# Valve Junior Head



## Robert1950 (Jan 21, 2006)

Talking about cheap amps, not that anyone was, but Epiphone has released a head version of the 5 watt Valve Junior. In the US, you cant get it for $99US. People who have it say the noise problem has been solved. Others bought it so they could have a bushell of fun tearing it apart and modding it. 

Anyone up here got one or curious??

http://www.epiphone.com/default.asp?ProductID=269&CollectionID=13


----------



## traynor_garnet (Feb 22, 2006)

I've been wanting to check one of these out.

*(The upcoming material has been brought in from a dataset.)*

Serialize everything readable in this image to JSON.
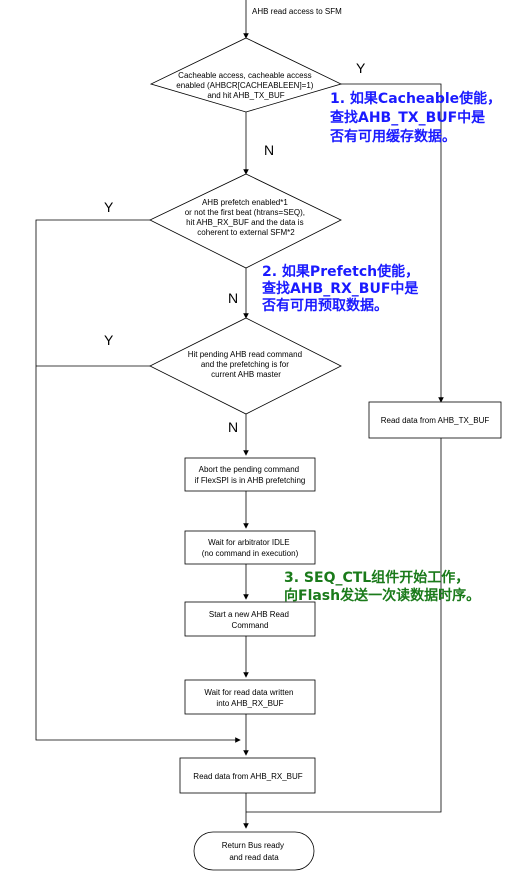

Anyone know what they sell for in Canada?


----------



## erikm5150 (Mar 3, 2006)

Can't wait to try this out!
i hope the local stores have it


----------



## Jaggery (Mar 12, 2006)

I saw it at L&M for a little over 150 CDN.


----------



## Robert1950 (Jan 21, 2006)

Here's what's going on in the Epiphone forum:

http://www.gibson.com/products/epiphone/forum/toast.asp?sub=show&action=posts&fid=4&tid=130338

Here's what's happening on thegearnet.

http://thegearpage.net/board/showthread.php?t=137804&highlight=Valve+Junior

http://thegearpage.net/board/showthread.php?t=107781&highlight=Valve+Junior


----------



## Robert1950 (Jan 21, 2006)

Jaggery said:


> I saw it at L&M for a little over 150 CDN.


Given the Current X-change rate, that means $128.99 American. Compared to $99.99 in the US. Someone is making extra at our expense.


----------



## Q_L_R (Mar 13, 2006)

Could be wrong, but I'm guessing duty, etc., so thank the :2guns: CCRA. Have you filed your taxes yet?


----------



## Robert1950 (Jan 21, 2006)

Q_L_R said:


> Could be wrong, but I'm guessing duty, etc., so thank the :2guns: CCRA.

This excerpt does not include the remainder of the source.